Count Frederick of Isenberg (Friedrich von Isenberg) (1193 – 15 November 1226) was a German noble, the younger son of Count Arnold of Altena (died 1209). His family castle was the Isenburg near Hattingen, Germany.
==Murder==
According to recent research, Frederick of Isenberg was a leading figure in the opposition of Westphalian nobles to the aggressive power politics of the Archbishop of Cologne, Engelbert of Berg.
In 1225 at the Nobles' Assembly in Soest, Count Frederick met his cousin Count Engelbert von Berg, Archbishop of Cologne, in order to bring about a peaceful agreement concerning the stewardship (''Vogtei'') of Essen Abbey, which Count Frederick, according to contemporary complaints, was abusing to his own benefit and to the detriment of the abbey.

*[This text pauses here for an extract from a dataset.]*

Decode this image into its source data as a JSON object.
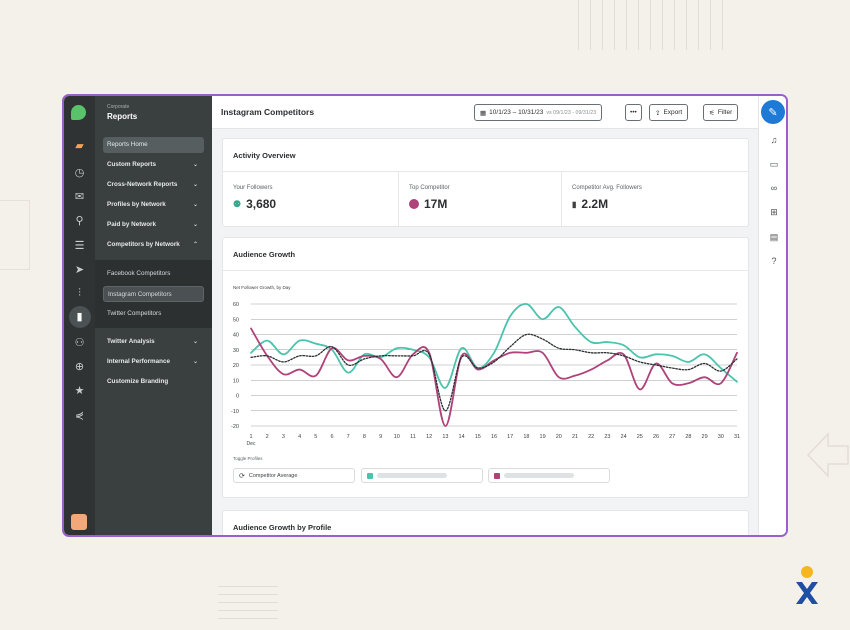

No conclusion was reached.
During their return together from Soest to Cologne, Count Frederick arranged to ambush his cousin, in a defile at the foot of the Gevelsberg between Hagen and Schwelm in the late afternoon of 7 November 1225, in the course of which the Archbishop was killed.
There is no consensus as to whether it was a deliberately planned murder, or whether the Archbishop was killed in the heat of combat. Current research assumes the latter, and that it was intended to take him into "knightly detention" so that the political demands of the opposing nobility could be pushed through. This was in accordance with the customs of the medieval feuding ethos.